Change Your Withholding
According to the Internal Revenue Service, last year’s average tax refund was $2,805. Why not bring that money home in your paycheck instead? If you normally get a large refund, use the online withholding calculator at irs.gov to determine your proper number of exemptions. The more exemptions you qualify for, the more money you get to keep. Submit a revised W4 to your human resources department and enjoy the extra cash.
Invest in Pre-Tax Retirement Accounts
When you contribute to your employer’s Traditional 401(k), the money is deducted from your paycheck before taxes, reducing your taxable income. That means you pay less in income taxes while you build a nest egg for retirement.
Money invested in a Roth IRA is not tax deductible, but it’s still the best option outside your 401(k) if you qualify. For investors whose income is too high to invest in a Roth, Traditional IRA contributions are tax-deductible.

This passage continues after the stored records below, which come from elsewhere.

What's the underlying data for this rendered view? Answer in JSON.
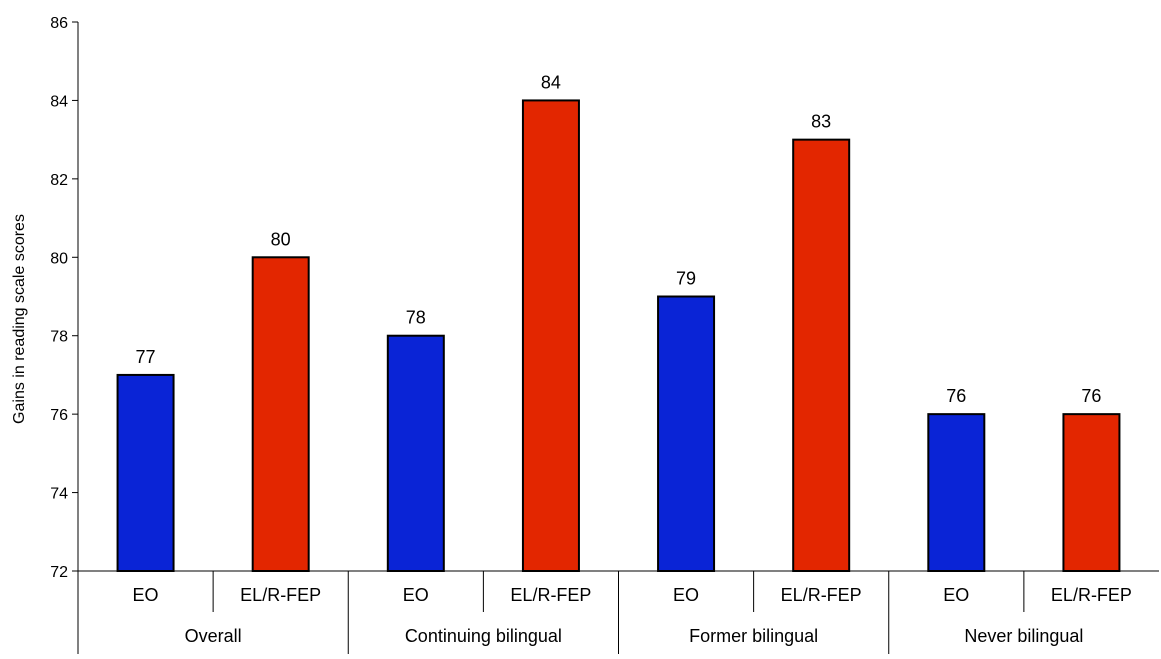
{
  "chart_data": {
    "type": "bar",
    "ylabel": "Gains in reading scale scores",
    "ylim": [
      72,
      86
    ],
    "yticks": [
      72,
      74,
      76,
      78,
      80,
      82,
      84,
      86
    ],
    "groups": [
      {
        "label": "Overall",
        "bars": [
          {
            "category": "EO",
            "value": 77
          },
          {
            "category": "EL/R-FEP",
            "value": 80
          }
        ]
      },
      {
        "label": "Continuing bilingual",
        "bars": [
          {
            "category": "EO",
            "value": 78
          },
          {
            "category": "EL/R-FEP",
            "value": 84
          }
        ]
      },
      {
        "label": "Former bilingual",
        "bars": [
          {
            "category": "EO",
            "value": 79
          },
          {
            "category": "EL/R-FEP",
            "value": 83
          }
        ]
      },
      {
        "label": "Never bilingual",
        "bars": [
          {
            "category": "EO",
            "value": 76
          },
          {
            "category": "EL/R-FEP",
            "value": 76
          }
        ]
      }
    ],
    "colors": {
      "EO": "#0a24d6",
      "EL/R-FEP": "#e32600"
    },
    "grid": false,
    "legend": "none"
  }
}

Don’t Forget 2010′s Tax Refund
Nearly 100,000 taxpayers never received their tax refunds last year because of mailing address errors. The average refund for these folks is more than $1,500! If you were due a refund last year, you can check its status at “Where’s My Refund?” on the IRS website.

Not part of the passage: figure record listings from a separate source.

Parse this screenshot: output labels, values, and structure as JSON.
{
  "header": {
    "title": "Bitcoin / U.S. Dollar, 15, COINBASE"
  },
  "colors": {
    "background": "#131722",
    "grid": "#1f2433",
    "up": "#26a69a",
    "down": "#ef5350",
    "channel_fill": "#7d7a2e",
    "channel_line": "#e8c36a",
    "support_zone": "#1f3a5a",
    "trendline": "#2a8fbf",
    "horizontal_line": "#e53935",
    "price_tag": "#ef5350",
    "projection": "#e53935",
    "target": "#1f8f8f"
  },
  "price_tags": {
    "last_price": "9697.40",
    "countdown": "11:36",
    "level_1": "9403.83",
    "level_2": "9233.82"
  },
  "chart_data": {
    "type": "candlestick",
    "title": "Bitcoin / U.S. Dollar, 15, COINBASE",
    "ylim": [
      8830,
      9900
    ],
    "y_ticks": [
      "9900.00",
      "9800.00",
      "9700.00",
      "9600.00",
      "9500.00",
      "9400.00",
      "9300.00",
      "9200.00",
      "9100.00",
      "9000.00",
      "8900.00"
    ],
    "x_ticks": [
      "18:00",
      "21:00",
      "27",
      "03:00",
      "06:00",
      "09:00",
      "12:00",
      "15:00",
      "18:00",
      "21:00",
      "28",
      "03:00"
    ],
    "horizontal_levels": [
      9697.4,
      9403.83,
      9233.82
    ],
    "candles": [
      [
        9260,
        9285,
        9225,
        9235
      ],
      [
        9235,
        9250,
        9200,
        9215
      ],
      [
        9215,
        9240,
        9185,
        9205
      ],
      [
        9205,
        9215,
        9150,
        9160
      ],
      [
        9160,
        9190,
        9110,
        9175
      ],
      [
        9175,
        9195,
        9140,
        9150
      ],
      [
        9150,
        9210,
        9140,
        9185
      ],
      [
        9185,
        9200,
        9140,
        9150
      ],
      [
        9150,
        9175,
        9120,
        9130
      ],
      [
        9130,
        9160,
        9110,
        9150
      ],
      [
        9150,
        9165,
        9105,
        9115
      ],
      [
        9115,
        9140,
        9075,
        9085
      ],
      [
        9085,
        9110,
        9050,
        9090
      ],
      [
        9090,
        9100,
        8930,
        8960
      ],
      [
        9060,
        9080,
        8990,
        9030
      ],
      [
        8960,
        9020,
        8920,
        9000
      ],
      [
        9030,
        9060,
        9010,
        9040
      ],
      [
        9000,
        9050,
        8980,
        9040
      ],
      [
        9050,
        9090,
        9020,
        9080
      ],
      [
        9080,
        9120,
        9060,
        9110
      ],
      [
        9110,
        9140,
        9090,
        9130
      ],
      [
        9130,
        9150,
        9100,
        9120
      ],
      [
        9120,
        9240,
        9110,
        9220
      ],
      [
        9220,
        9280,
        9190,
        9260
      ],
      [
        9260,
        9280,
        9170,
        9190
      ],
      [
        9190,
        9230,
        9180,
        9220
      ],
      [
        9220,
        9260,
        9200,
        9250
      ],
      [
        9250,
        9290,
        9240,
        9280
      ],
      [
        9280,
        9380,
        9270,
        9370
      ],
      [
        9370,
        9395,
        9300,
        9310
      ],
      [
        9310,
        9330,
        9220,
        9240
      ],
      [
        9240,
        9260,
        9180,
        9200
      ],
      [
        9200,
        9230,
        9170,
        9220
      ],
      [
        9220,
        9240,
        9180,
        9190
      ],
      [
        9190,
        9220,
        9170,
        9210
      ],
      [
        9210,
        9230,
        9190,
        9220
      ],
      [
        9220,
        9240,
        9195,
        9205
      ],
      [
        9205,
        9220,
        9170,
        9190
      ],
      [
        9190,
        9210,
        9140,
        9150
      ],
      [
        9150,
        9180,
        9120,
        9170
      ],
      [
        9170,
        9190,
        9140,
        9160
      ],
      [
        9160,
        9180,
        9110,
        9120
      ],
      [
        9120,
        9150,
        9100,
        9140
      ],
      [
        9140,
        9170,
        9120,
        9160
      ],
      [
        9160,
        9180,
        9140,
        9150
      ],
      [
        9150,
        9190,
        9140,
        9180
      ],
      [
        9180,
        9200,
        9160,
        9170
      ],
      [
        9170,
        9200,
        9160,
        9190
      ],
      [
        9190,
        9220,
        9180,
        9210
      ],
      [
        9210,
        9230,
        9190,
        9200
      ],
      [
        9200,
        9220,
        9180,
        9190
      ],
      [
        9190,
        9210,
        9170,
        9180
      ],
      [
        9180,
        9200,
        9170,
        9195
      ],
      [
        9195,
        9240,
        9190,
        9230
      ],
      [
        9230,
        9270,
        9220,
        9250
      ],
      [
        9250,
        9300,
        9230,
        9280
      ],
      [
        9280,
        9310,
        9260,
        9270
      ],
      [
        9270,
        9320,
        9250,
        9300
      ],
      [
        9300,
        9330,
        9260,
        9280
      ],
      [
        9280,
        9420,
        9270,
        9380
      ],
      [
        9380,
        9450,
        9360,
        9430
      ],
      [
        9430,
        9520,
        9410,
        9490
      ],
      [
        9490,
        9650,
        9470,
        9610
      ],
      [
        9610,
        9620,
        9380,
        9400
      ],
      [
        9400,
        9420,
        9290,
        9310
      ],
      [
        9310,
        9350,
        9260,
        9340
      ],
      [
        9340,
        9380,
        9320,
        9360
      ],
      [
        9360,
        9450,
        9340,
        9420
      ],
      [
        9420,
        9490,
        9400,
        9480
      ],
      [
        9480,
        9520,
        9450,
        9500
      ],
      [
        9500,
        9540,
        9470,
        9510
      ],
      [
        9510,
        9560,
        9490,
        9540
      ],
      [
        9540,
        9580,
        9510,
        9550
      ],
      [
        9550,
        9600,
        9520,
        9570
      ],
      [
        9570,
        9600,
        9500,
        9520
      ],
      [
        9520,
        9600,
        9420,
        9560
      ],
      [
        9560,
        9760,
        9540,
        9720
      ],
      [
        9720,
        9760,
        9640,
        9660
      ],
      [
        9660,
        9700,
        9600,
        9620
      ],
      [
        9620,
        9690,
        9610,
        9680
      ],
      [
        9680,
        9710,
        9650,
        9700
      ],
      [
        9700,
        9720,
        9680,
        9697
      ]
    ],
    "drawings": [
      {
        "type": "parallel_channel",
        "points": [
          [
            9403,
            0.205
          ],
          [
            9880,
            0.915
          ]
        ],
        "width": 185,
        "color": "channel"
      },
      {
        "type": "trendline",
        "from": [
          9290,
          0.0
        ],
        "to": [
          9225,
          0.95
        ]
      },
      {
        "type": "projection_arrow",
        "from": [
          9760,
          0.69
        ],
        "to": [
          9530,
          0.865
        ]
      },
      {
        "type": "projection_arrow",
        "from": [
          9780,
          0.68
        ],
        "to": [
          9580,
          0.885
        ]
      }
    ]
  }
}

Avoid the problem this year by opting for direct deposit. And double- and triple-check all the information on your return.
Don’t Miss Tax Deductions
Speaking of mistakes, millions of taxpayers routinely overpay their taxes to the tune of $1 billion because they take the standard tax deduction rather than itemizing their tax returns. It’s simpler, but they miss out on deductions and credits like:
- Mortgage interest
- Property taxes
- State sales tax
- Charitable donations
Make sure you’re getting all the deductions and credits you qualify for on your taxes this year. And if you think you’ve missed some in previous years, you can file an amended return up to three years after the original filing date.